Issue
Duplicate text appears in indexed fields such as article_section_t when the same content is repeated in the source HTML. This can occur if a section header or similar content is present more than once within the HTML structure, resulting in duplicate values in the indexed output.
Diagnosis
To confirm this issue:
- Review the indexed field for unexpected duplicate values.
- Inspect the HTML source for repeated elements (for example, two
<h4>or<div>tags with identical or similar content within the target section). -
Confirm that the HTML parser is configured to extract content from these elements.
Environment
Fusion 5.x
Cause
When multiple identical or similar elements exist in the HTML source, the parser extracts both, leading to duplicated content in the indexed field.
Resolution
Configure the HTML Parser Stage to exclude one of the duplicate elements using the Exclude Filters option.
Step 1: Identify the element to exclude
- Inspect the HTML of the affected content to locate a unique selector (such as an
idorclass) on the element you wish to exclude.
Step 2: Add the selector to Exclude Filters
- Open the pipeline that uses the relevant HTML parser stage.
- In the HTML parser stage settings, locate the Exclude Filters option.
-
Add a CSS selector matching the element to be excluded.

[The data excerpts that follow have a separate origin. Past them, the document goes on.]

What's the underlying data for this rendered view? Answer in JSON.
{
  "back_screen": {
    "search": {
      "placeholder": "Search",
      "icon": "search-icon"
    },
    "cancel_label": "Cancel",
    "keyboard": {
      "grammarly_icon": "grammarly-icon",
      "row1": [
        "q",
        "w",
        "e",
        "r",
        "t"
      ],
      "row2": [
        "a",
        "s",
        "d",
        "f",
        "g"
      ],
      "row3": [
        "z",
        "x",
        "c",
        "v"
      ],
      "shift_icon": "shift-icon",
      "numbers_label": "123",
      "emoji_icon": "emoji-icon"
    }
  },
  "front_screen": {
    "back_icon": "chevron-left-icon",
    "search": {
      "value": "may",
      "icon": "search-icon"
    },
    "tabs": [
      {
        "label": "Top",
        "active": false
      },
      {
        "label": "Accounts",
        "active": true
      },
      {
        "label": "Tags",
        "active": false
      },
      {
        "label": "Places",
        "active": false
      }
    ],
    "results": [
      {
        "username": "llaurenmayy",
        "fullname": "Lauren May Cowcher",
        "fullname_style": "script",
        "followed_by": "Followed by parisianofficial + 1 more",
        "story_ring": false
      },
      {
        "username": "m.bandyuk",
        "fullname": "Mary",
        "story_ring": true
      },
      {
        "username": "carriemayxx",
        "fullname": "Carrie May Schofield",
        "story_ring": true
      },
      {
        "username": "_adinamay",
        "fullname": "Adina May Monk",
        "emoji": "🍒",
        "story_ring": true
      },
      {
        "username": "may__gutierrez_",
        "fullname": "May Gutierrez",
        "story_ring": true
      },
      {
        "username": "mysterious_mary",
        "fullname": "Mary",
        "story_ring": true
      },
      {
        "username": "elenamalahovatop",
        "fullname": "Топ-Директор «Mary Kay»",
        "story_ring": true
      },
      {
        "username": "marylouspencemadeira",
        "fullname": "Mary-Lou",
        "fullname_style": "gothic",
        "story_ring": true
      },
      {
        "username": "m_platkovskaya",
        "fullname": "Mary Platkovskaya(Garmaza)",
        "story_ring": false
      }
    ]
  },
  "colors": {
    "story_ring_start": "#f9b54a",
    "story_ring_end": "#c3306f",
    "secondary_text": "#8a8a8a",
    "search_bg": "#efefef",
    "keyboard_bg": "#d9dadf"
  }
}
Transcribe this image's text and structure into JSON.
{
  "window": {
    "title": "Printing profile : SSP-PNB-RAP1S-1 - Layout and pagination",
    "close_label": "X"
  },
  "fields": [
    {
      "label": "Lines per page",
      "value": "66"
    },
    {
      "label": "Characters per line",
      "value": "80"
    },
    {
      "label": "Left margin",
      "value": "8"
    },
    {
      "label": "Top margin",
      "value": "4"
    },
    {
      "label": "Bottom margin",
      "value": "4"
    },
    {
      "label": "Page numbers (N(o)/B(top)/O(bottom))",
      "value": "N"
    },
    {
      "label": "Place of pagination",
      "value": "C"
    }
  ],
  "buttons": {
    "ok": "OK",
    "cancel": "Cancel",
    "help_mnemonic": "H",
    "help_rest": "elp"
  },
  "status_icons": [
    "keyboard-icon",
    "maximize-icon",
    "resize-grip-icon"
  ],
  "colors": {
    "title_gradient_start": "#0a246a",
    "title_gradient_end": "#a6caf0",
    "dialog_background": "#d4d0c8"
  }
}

For example, to exclude an element with
id="ignore-lw", add the following to the exclude filters:#ignore-lw
You may also use other Jsoup-compatible CSS selectors to target specific tags or classes.
Step 3: Enable filter before mapping (if available)
- Ensure the Filter before mapping option is enabled to apply the filter before field mapping.
Step 4: Test the configuration
- Save the configuration and reindex sample content in a lower (non-production) environment.
- Confirm that the duplicate content no longer appears in the indexed field.
Step 5: Apply to production
- Once verified, promote the configuration change to production according to your organisation’s standard change management process.